I prayed and prayed because we couldn’t help questioning if this was the right thing to do.  Kevin and I are both in our 30s and we can’t say we are prepared for parenting a teenager for our first child.  From my work, I know I mustn’t do it because I want to rescue you.  I think God answered me one day by showing to me what really the matter here is: God is using us.  His people to bring you, His child home.  You are a gift from God to us, like all other children to their parents.  We got confirmation, too.  I had peace like I had never known before.  And we bought a house within 28 hours of seeing it.  We named it, “Ting Ting’s house.”  Why, because we couldn’t find anything we wanted for two years and just after this decision, we found the perfect one and got the money to put down unexpectedly.  It’s right in the area where the best middle school is and is almost in the back yard of the biggest Chinese Church in town!  Experience tells me there will be all kinds of issues and adjustments for you and for us.  Deep inside, I know this is the right thing because what God has put together, man should not separate. 

March 28th, I saw you again, a stiff little girl in a stained pink sweat shirt standing behind your teacher looking at me like a stranger with no expression on your face.  I said, “Ni Hao Ting Ting, know who I am?”  You didn’t say a word and just looked away like I was not even there.  For a moment, I didn’t know why I was there, either! 

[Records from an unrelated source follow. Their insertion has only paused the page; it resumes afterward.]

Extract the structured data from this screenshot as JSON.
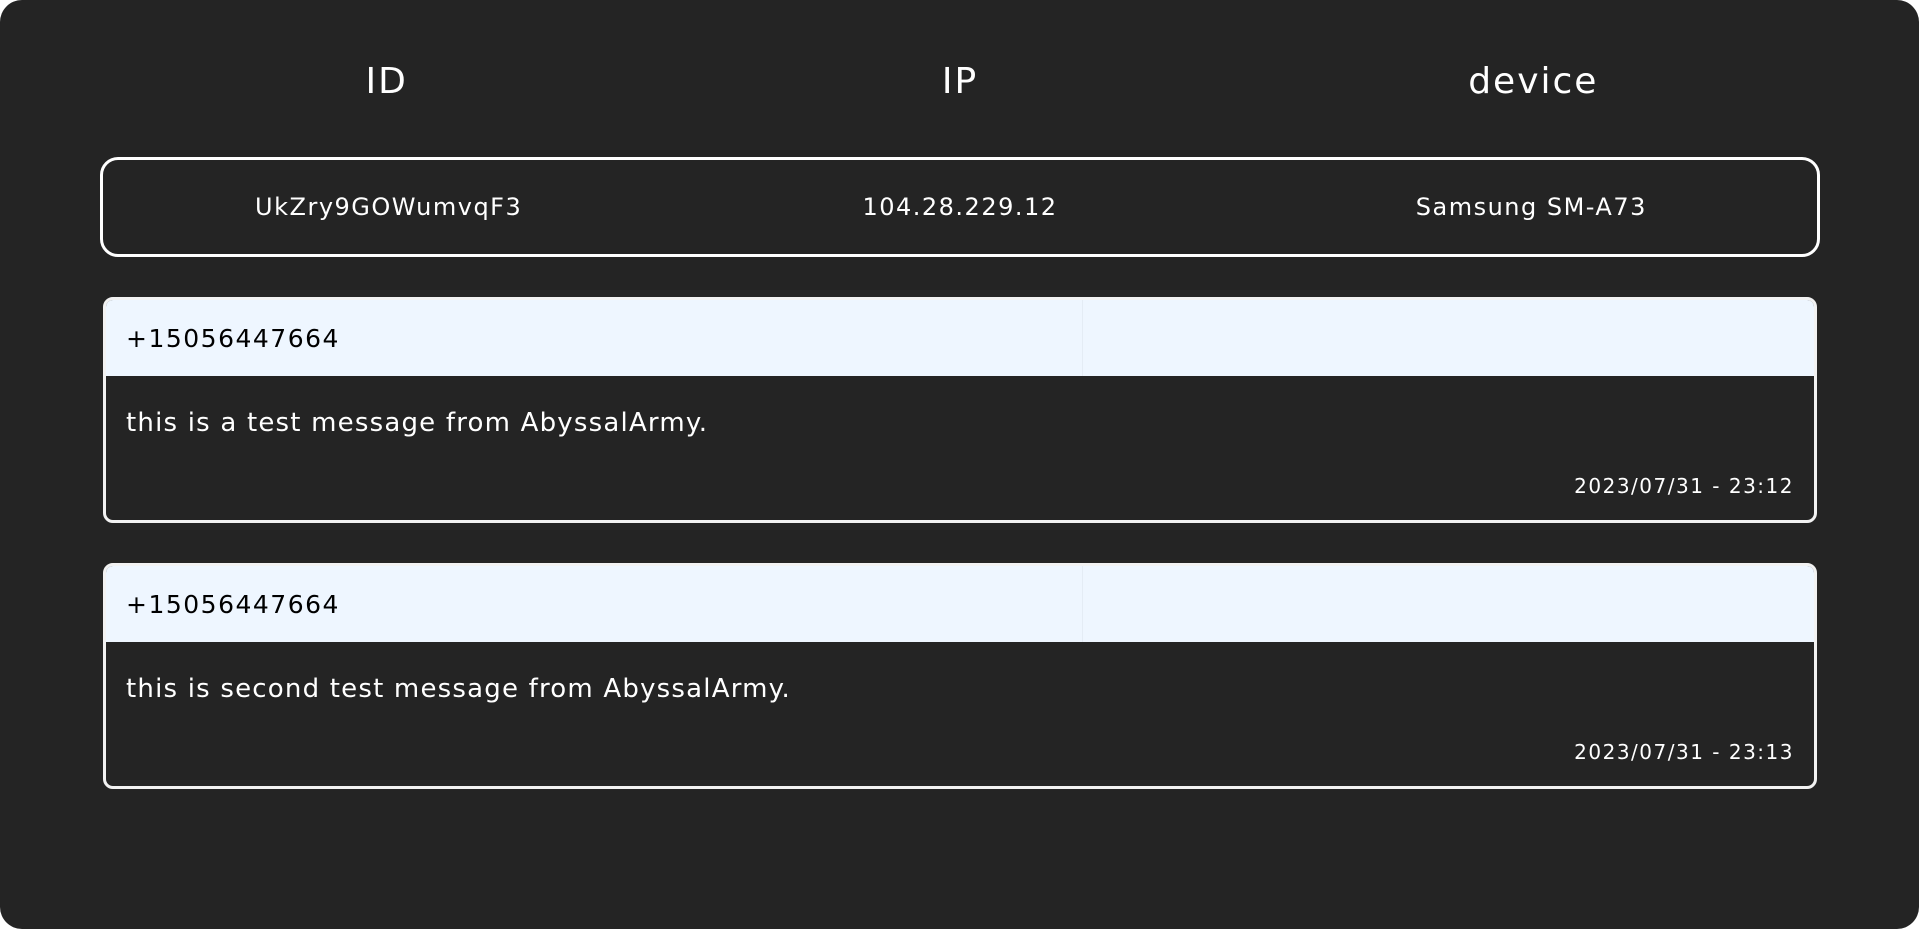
{
  "header": {
    "id_label": "ID",
    "ip_label": "IP",
    "device_label": "device"
  },
  "client": {
    "id": "UkZry9GOWumvqF3",
    "ip": "104.28.229.12",
    "device": "Samsung SM-A73"
  },
  "messages": [
    {
      "sender": "+15056447664",
      "text": "this is a test message from AbyssalArmy.",
      "timestamp": "2023/07/31 - 23:12"
    },
    {
      "sender": "+15056447664",
      "text": "this is second test message from AbyssalArmy.",
      "timestamp": "2023/07/31 - 23:13"
    }
  ],
  "colors": {
    "background": "#242424",
    "text": "#ffffff",
    "message_header": "#eef6ff",
    "border": "#ffffff"
  }
}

After the initial shock, I came to myself and came “down” to you.  We spent three precious days together.  You called me “aunty Zhang” and didn’t want to get close to me most of the time.  I didn’t push; I just let you be and watched you watch me. 

I watched you, too!  You are real!  You are quiet, yet very strong willed, you are kind and sharing, you are independent.  I love your smiles, the blank look on your face disappears and you become this beautiful innocent little girl.  I know you like your teacher and you like candy! 

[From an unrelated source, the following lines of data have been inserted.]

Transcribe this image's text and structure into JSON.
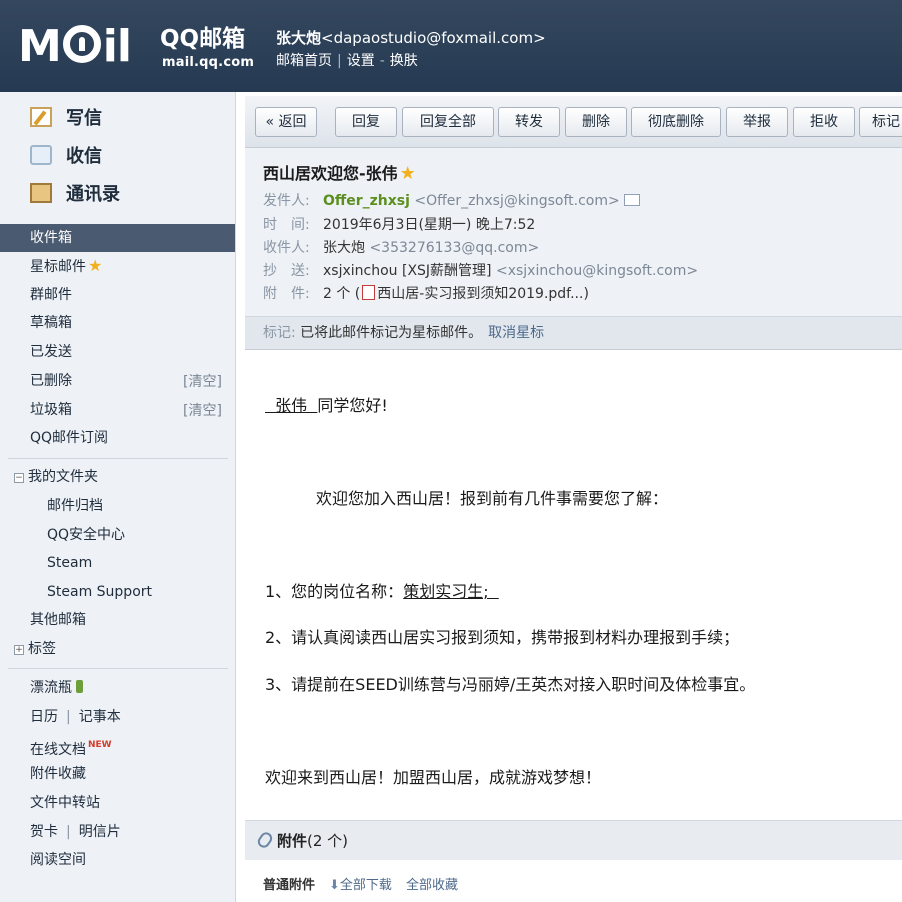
{
  "header": {
    "logo_text": "MOil",
    "logo_qq": "QQ邮箱",
    "logo_url": "mail.qq.com",
    "user_name": "张大炮",
    "user_email": "<dapaostudio@foxmail.com>",
    "links": [
      "邮箱首页",
      "设置",
      "换肤"
    ]
  },
  "sidebar": {
    "quick": [
      {
        "label": "写信",
        "icon": "write-icon"
      },
      {
        "label": "收信",
        "icon": "inbox-icon"
      },
      {
        "label": "通讯录",
        "icon": "contacts-icon"
      }
    ],
    "folders": [
      {
        "label": "收件箱",
        "active": true
      },
      {
        "label": "星标邮件"
      },
      {
        "label": "群邮件"
      },
      {
        "label": "草稿箱"
      },
      {
        "label": "已发送"
      },
      {
        "label": "已删除",
        "action": "[清空]"
      },
      {
        "label": "垃圾箱",
        "action": "[清空]"
      },
      {
        "label": "QQ邮件订阅"
      }
    ],
    "my_folders": {
      "toggle": "−",
      "title": "我的文件夹",
      "items": [
        "邮件归档",
        "QQ安全中心",
        "Steam",
        "Steam Support"
      ]
    },
    "other_mailbox": "其他邮箱",
    "tags": {
      "toggle": "+",
      "title": "标签"
    },
    "apps": [
      {
        "label": "漂流瓶"
      },
      {
        "label": "日历",
        "label2": "记事本"
      },
      {
        "label": "在线文档",
        "badge": "NEW"
      },
      {
        "label": "附件收藏"
      },
      {
        "label": "文件中转站"
      },
      {
        "label": "贺卡",
        "label2": "明信片"
      },
      {
        "label": "阅读空间"
      }
    ]
  },
  "toolbar": {
    "buttons": [
      "« 返回",
      "回复",
      "回复全部",
      "转发",
      "删除",
      "彻底删除",
      "举报",
      "拒收",
      "标记"
    ]
  },
  "message": {
    "subject": "西山居欢迎您-张伟",
    "sender_label": "发件人:",
    "sender_name": "Offer_zhxsj",
    "sender_email": "<Offer_zhxsj@kingsoft.com>",
    "time_label": "时　间:",
    "time": "2019年6月3日(星期一) 晚上7:52",
    "to_label": "收件人:",
    "to": "张大炮",
    "to_email": "<353276133@qq.com>",
    "cc_label": "抄　送:",
    "cc": "xsjxinchou [XSJ薪酬管理]",
    "cc_email": "<xsjxinchou@kingsoft.com>",
    "att_label": "附　件:",
    "att_count": "2 个 (",
    "att_file": "西山居-实习报到须知2019.pdf...)",
    "mark_label": "标记:",
    "mark_text": "已将此邮件标记为星标邮件。",
    "mark_link": "取消星标"
  },
  "body": {
    "greeting_name": "  张伟  ",
    "greeting_rest": "同学您好!",
    "intro": "欢迎您加入西山居！报到前有几件事需要您了解：",
    "item1_prefix": "1、您的岗位名称：",
    "item1_value": "策划实习生;  ",
    "item2": "2、请认真阅读西山居实习报到须知，携带报到材料办理报到手续；",
    "item3": "3、请提前在SEED训练营与冯丽婷/王英杰对接入职时间及体检事宜。",
    "closing": "欢迎来到西山居！加盟西山居，成就游戏梦想！"
  },
  "attachments": {
    "title": "附件",
    "count": "(2 个)",
    "normal_label": "普通附件",
    "download_all": "全部下载",
    "save_all": "全部收藏"
  },
  "colors": {
    "header_bg": "#2c3e55",
    "active_folder_bg": "#4a5a70",
    "sender_green": "#5b8f1e",
    "star": "#f2b01e"
  }
}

And finally, one night, only the two of us walling on the street, you held my arm like you did with your teacher and said to me, “It’s too hard to call you mom for me.  After all, I am 13 years old and I have never called anyone mom in my life.”  I told you, “That is fine, I understand.”  But, you said, “Let’s do this, I will not call you Mom in front of others, but I will when there is only the two of us!”  “Really? OK!” I felt this wave of love only mothers know!  At the train station, as you passed the gate beyond which I couldn’t go, I realized your teacher was strongly prompting you to do something and beore I could stop her, you turned and cried and said, “Bye mom!” I  can only imagine how hard it is for you, a 13-year-old, introverted little girl, who never had a mom in your life to say th is in front of your teacher in public.  You leaped over all your fear, your shyness to let me know, finally, you gave your trust, your love, your hope to me at that moment.  Tears came to my eyes…. 

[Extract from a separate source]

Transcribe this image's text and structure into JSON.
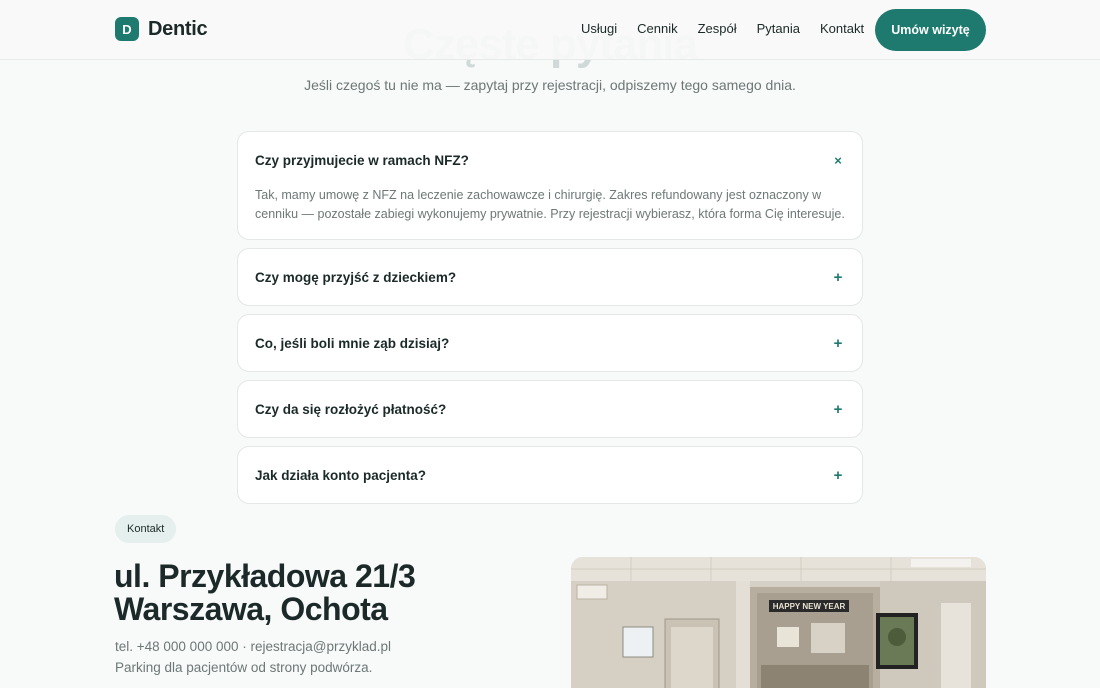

I have heard from your teacher since then, how you told your friends that you can’t wait to come to us. How you used the money I gave you for books and ice cream to share with your friends.  You waited and waited for my phone calls and had 4 of your friends line up waiting with you to talk to me, too.  So that they had their chance to ask for a home.  You are my daughter, and you are ready to leave for your new life! 

Ting Ting, my daughter, I am coming to take you home.  I want to tell you that May 12th will be my first Mother’s Day, and I want to thank you for making me a mom.  It is really true; finally, I will be a mother to you!  Promise me Ting Ting, when I come, that you will call me mom!